Depuis le 28 mai, soit 119 jours et nuits, plus de 80 jeunes isolés et à la rue sont mobilisés place de la Bastille à Paris. Avec eux, Utopia 56 mettait la lumière sur le passage par la rue que vivent des milliers de mineurs isolés chaque année en France et en demandait la fin. Hier soir, jeudi 22 septembre, un arrêté de la préfecture de police a interdit cette manifestation sans délai, sans justification valable et sans possibilité de recours suspensif de la décision.
La seule raison avancée dans cet arrêté, communiqué la veille pour le lendemain, fait mention de 50% de cas de scabiose (gale) sur “certains sites” à Paris, sans même mentionner en particulier celui de Bastille. Place de la Bastille, seul 1 cas de scabiose a été diagnostiqué par Médecins du Monde, qui a informé l’Agence Régionale de Santé dans la foulée. Pourtant, selon la préfecture, la situation place de la Bastille « engendre désormais plusieurs épidémies ». Une interprétation contrefaite et fallacieuse dans le but de mettre fin à la visibilisation ces dizaines de jeunes que l’État contraint à la rue.
Les “sites” subissant réellement une épidémie de gale et où “il est observé un nombre important de gales grave, profuses ou surinfectées”, ne seront, pour le moment, ni évacués, ni “mise à l’abri”.

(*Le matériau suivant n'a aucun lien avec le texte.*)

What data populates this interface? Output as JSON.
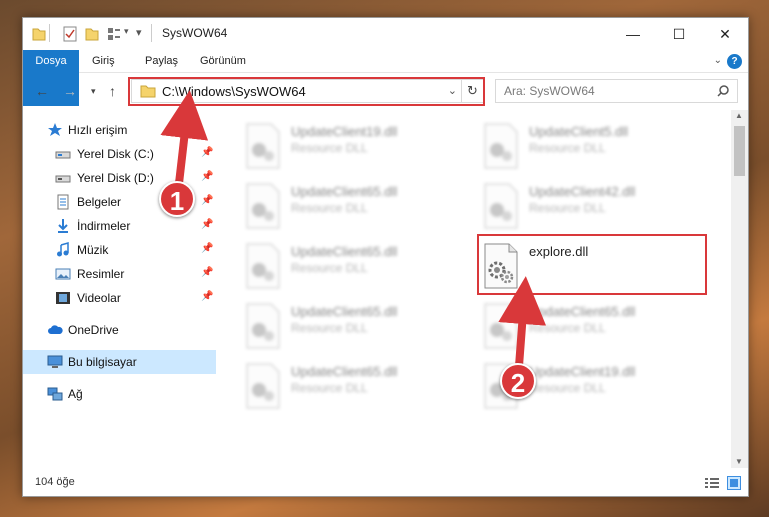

Le 28 mai, le ministre de l’Intérieur avait déjà tenté d’empêcher notre mobilisation, en saisissant le conseil d’État en argumentant : « Il est contraire à la dignité humaine de maintenir sous tentes une trentaine de mineurs » à qui le conseil d’État avait répondu que “l’action en cause vise précisément à attirer l’attention sur l’insuffisance des structures d’accompagnement et d’hébergement des mineurs étrangers’”. Pourtant, malgré 119 jours de mobilisation, la préfecture de région, Charlotte Caubel, secrétaire d’État à la protection de l’enfance, Elisabeth Borne, première ministre, ont toutes ignoré nos alertes et ont refusé l’instauration d’un dialogue.
Jours et nuits, des centaines de bénévoles engagés pour la liberté, l’égalité et la solidarité, se seront relayés sur place. Ensemble, ils auront permis d’éviter d’incessantes situations d’errance, d’isolement et de violence en proposant un espace de premier accueil pour les mineurs à la rue. La solidarité des riverains aura également participé au très bon déroulement de cette mobilisation.
Après une évaluation à charge et des mois à la rue, plus de 66 jeunes passés par le campement de place de la Bastille ont finalement été reconnus mineurs par le juge des enfants et orientés vers l’Aide Sociale à l’Enfance. Cette mobilisation aura également permis la création de 40 places supplémentaires dédiées à des jeunes en période de recours à Paris.
Ce matin, la préfecture de région a orienté les 80 jeunes présents place de la Bastille vers des solutions d’hébergements pour adultes en Ile-de-France. Alors que certains jeunes sont déjà scolarisés, la préfecture a refusé de confirmer la continuité de l’hébergement jusqu’à décision du juge des enfants. Aucune solution n’a été avancé pour les 130 jeunes à la rue dans un autre campement, à Ivry-sur-Seine.
Nous dénonçons et ferons suivre d’un recours juridique ces pratiques d’invisibilisation, d’entrave et de stigmatisation de la part du gouvernement. Alors que des centaines de jeunes isolés continuent de survivre à la rue dans toute la France, nous rappelons à la France son devoir de respect de la présomption de minorité au travers de l’intérêt supérieur de ces enfants.